Climate change gets mentioned in the institute’s new report.
Given Utah’s ski industry, the report stated Utah “understands the importance of planning for future climate challenges, committing to sustainable practices, and, ultimately, producing a climate positive Games.”
Salt Lake City can be counted on for reliable competition conditions at least through 2050, according to a scientific review that found that the snowfall in four previous Winter Games hosts, in France, Russia, Germany and Lake Tahoe, is already unreliable.
Athletes, Raney Norman said, want to ensure that winter sports remain viable as temperatures rise. She said they’re concerned they won’t be able continue to doing what “they love because the environment is changing so dramatically.”
The report said having well-maintained facilities built for Salt Lake City’s last Winter Games in place, like the bobsled, luge and skeleton track near Park City, minimizes the potential negative environmental impacts of another Olympics.
Infrastructure improvements made the past two decades, such as the new Salt Lake City International Airport “mean a future Games will not require any Olympic-specific new construction projects,” the report said, although “minimal expansions” would be needed.
What helps sets Utah apart from other bid cities
The new report cites a Deseret News/Hinckley Institute of Politics poll from February that found 82% of Utahns approve of another Olympics, a higher number than in other bid cities, especially Sapporo and Vancouver, where support lags.
Bullock suggested both Sapporo and Vancouver may have to wait a while to host again. Sapporo was the site of the first Winter Games held outside of Europe and North America, in 1972, and Vancouver hosted in 2010.

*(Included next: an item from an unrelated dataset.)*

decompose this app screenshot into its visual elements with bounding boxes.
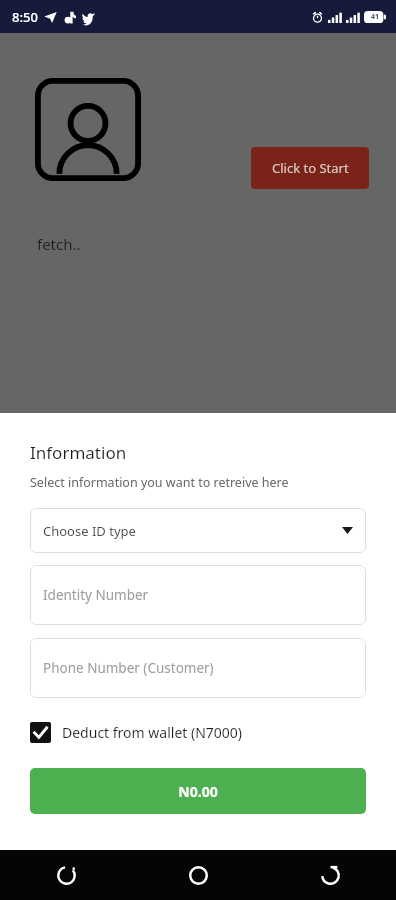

He said the “dream scenario” is that Sweden will be chosen for 2030, and Salt Lake City, for 2034 but added bids can always change. Swedish officials have yet to formally get in the race, but a recent poll showed strong public support.
Utah’s positive poll results dating back to the 2002 Winter Games are seen in the report as an example of the state’s residents placing a high value on “civic pride and other intangible benefits” associated with hosting.
“Residents and visitors overwhelmingly had a positive experience at the 2002 Games,” the reports said, adding that hosting again is “expected to bring similar opportunities for increased national and community pride and sense of unity as seen in 2002.”
Other social factors in Utah’s favor are the high rate of volunteerism and charitable giving in the state. Utah is the top state in the nation for volunteering, with Utahns contributing an average of 116 hours annually per person, compared to 90 hours nationwide.
“This level of volunteerism is not new,” the report pointed out, noting at the 2002 Games, nearly 70,000 people applied for some 21,000 volunteer positions and the estimated 4.6 million hours of work contributed saved as much as $92 million in labor costs.
Utah also ranks highest in social capital, the bonds between families, communities, workplaces, religious congregations and other groups, and is known for having a healthy, outdoor-oriented population, according to the report.
Demographic pluses also include the state’s “vibrant and youthful population” that’s the youngest in the nation and among the fastest-growing, the report said, noting Utah is becoming more racially and ethnically diverse.
“Important steps” have been taken in Utah toward equity, diversion and inclusion, the report stated, including recognizing Juneteenth National Freedom Day a state holiday, a way to commemorate the of slavery in the United States.
The success of the 2002 Games made Utahn an attractive place for businesses, particularly those related to sports, according to the report, while “the Olympic facilities and slopes remain world class,” helping to make the state a winter sports capital.